For most development workflows this is an acceptable limitation. For high-security environments — classified networks, regulated industries, or deployments where data exfiltration via a trusted domain is a credible threat — configure a custom TLS-terminating proxy that decrypts and inspects HTTPS traffic, then point Claude Code at it via the sandbox.network.httpProxyPort and sandbox.network.socksProxyPort settings. Install its CA certificate inside the sandbox so tools do not reject the certificate.

Similarly, allowing broad domains like *.github.com or *.amazonaws.com creates a large trusted surface. Be specific about which subdomains you actually need.

Enforcing the Sandbox Organizationally

Add to managed settings to require the sandbox for every developer:

{ "sandbox": { "enabled": true, "failIfUnavailable": true, "allowUnsandboxedCommands": false } }

failIfUnavailable: true blocks Claude Code from starting if bubblewrap or socat is missing rather than falling back to unsandboxed execution. allowUnsandboxedCommands: false disables the escape hatch so commands that fail under the sandbox cannot retry outside it.

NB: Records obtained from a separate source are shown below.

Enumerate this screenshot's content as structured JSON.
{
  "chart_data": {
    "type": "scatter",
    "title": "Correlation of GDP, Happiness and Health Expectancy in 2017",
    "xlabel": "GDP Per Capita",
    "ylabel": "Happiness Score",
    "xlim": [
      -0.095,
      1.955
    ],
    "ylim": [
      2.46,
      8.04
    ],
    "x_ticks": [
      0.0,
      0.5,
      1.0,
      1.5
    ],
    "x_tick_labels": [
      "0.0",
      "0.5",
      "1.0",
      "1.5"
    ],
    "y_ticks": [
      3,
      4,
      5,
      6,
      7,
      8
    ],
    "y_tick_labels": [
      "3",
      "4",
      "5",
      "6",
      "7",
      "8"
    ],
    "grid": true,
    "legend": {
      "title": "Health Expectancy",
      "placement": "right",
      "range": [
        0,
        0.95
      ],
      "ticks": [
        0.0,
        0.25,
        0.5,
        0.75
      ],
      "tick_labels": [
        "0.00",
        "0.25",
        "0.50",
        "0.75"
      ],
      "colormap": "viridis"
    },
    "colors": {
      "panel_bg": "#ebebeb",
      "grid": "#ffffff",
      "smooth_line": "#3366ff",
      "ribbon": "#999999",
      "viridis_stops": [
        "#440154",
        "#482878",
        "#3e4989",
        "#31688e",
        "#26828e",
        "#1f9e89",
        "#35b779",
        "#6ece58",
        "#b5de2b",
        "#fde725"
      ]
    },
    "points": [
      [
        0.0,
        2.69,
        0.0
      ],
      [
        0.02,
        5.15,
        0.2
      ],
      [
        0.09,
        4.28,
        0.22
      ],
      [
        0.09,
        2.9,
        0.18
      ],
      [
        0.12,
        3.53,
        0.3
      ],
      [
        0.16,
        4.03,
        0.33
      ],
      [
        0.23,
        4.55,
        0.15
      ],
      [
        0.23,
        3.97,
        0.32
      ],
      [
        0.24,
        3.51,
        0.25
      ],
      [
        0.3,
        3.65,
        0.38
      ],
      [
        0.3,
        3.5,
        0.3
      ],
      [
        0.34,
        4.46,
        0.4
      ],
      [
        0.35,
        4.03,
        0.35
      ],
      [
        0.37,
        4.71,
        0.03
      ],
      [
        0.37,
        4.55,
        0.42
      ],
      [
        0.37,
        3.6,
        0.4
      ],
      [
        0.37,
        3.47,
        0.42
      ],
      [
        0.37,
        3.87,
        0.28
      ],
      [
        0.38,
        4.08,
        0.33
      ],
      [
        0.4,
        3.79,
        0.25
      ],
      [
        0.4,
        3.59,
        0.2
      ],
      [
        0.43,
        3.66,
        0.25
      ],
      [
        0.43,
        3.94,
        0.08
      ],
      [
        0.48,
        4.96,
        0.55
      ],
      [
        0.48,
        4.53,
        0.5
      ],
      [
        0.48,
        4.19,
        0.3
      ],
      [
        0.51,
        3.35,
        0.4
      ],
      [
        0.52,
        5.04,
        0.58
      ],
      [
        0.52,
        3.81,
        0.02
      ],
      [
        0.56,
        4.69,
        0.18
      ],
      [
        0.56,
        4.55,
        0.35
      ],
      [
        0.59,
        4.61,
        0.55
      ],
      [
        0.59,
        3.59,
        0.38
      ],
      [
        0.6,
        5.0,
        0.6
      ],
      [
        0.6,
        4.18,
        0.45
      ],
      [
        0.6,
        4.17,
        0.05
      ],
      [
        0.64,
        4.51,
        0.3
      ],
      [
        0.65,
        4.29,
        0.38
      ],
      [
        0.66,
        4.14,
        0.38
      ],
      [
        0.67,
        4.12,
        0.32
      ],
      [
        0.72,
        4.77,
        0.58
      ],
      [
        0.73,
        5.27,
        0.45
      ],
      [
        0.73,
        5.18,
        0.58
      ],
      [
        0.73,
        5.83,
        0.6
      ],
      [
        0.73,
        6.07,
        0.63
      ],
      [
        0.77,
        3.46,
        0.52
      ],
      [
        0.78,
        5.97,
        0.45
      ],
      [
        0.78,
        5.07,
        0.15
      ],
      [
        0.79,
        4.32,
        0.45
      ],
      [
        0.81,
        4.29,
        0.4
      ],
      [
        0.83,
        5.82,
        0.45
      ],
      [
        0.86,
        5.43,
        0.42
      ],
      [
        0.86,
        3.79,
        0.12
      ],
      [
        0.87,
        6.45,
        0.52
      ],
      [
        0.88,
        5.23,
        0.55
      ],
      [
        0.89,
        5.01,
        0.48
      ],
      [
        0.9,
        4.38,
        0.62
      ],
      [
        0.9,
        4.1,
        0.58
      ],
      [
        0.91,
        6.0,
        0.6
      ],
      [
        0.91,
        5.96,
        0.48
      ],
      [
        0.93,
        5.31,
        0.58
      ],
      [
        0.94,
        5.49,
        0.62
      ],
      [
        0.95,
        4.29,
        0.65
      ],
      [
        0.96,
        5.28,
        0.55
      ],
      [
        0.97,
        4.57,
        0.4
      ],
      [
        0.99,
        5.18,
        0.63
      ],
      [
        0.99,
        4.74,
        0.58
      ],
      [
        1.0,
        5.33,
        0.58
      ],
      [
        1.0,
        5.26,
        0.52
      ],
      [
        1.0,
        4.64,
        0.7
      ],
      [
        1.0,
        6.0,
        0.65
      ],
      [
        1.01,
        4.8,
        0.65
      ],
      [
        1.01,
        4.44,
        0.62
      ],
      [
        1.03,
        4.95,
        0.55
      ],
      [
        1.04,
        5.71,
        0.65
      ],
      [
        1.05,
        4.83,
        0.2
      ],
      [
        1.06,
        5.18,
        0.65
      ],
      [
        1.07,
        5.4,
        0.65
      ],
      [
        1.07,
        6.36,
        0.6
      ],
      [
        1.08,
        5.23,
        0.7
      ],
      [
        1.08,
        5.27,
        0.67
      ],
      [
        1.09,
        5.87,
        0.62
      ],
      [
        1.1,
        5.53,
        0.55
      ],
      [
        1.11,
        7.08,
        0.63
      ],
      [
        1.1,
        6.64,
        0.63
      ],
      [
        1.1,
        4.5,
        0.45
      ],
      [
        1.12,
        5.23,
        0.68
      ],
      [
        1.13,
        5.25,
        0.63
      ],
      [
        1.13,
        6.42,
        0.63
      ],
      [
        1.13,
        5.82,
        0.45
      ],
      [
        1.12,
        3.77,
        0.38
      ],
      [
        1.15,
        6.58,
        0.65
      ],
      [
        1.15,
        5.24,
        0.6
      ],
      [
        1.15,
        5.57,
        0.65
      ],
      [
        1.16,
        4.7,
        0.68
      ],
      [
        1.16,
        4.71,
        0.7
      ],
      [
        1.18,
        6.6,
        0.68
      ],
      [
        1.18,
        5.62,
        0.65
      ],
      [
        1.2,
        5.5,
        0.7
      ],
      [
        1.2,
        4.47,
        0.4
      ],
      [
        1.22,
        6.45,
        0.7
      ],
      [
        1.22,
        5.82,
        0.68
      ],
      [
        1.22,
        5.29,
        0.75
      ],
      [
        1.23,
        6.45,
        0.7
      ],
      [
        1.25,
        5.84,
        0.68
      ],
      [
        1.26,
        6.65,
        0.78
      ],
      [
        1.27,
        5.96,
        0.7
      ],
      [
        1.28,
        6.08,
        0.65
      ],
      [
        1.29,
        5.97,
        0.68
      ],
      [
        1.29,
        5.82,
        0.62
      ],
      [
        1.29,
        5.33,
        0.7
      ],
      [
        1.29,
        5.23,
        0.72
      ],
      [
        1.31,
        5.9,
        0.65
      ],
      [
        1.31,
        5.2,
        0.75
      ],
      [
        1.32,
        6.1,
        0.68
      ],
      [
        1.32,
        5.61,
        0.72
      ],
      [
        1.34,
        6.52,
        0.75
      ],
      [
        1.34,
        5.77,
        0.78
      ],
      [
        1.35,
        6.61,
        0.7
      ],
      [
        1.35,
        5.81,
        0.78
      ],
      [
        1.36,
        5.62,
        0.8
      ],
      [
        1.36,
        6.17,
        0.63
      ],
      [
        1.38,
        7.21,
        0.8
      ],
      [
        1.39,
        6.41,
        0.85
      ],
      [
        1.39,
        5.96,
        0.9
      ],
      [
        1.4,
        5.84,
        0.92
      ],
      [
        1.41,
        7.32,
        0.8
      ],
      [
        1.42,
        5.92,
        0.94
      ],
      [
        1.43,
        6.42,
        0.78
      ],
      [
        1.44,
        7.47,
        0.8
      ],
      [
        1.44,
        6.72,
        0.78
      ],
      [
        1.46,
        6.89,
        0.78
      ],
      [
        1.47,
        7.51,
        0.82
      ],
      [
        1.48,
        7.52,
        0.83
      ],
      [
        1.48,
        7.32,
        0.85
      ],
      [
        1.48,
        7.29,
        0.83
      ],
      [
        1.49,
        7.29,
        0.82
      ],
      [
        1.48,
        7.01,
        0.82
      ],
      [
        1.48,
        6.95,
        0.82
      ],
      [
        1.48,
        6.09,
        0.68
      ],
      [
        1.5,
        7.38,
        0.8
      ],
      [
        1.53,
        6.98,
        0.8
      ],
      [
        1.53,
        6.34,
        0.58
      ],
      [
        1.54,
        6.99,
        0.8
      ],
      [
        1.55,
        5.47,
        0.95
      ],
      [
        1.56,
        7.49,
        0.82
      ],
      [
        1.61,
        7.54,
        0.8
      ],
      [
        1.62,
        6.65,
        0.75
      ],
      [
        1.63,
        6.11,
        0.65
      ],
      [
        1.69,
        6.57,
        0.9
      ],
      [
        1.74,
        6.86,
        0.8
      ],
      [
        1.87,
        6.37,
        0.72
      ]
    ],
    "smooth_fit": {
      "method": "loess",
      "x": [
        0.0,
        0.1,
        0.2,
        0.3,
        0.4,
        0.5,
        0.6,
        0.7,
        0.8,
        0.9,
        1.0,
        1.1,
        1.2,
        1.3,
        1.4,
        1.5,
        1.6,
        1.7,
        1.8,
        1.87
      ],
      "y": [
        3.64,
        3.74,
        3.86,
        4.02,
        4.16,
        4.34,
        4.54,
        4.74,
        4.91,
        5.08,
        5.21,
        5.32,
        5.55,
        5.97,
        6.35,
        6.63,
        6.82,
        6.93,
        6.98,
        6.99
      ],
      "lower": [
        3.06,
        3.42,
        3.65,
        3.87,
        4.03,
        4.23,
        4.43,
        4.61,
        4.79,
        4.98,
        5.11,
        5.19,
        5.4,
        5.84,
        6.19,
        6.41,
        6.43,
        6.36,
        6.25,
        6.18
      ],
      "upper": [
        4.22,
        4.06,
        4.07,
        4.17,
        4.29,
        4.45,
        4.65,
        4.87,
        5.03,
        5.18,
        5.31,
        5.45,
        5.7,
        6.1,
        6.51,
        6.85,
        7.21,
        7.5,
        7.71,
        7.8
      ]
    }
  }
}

Together they turn the sandbox from a best-effort control into a hard gate.

Key takeaways
  • Sandboxing enforces filesystem and network boundaries at the OS level for every Bash command and its child processes — it catches what slips through permission rules after a command is approved.
  • The sandbox has its own auto-allow mode that is separate from --permission-mode auto — they address different things and can be combined for OS-level isolation plus behavioral review.
  • The built-in sandbox proxy does not inspect TLS traffic by default, creating a domain fronting risk — for high-security environments, configure a custom TLS-terminating proxy instead of relying on the hostname-only allowlist.
  • failIfUnavailable:true and allowUnsandboxedCommands:false in managed settings turn the sandbox from a best-effort control into a hard gate that blocks Claude Code startup if the sandbox cannot initialize.
  • Allowing /var/run/docker.sock via allowUnixSockets effectively grants host system access through the Docker socket — Unix socket allowances require the same scrutiny as broad filesystem write permissions.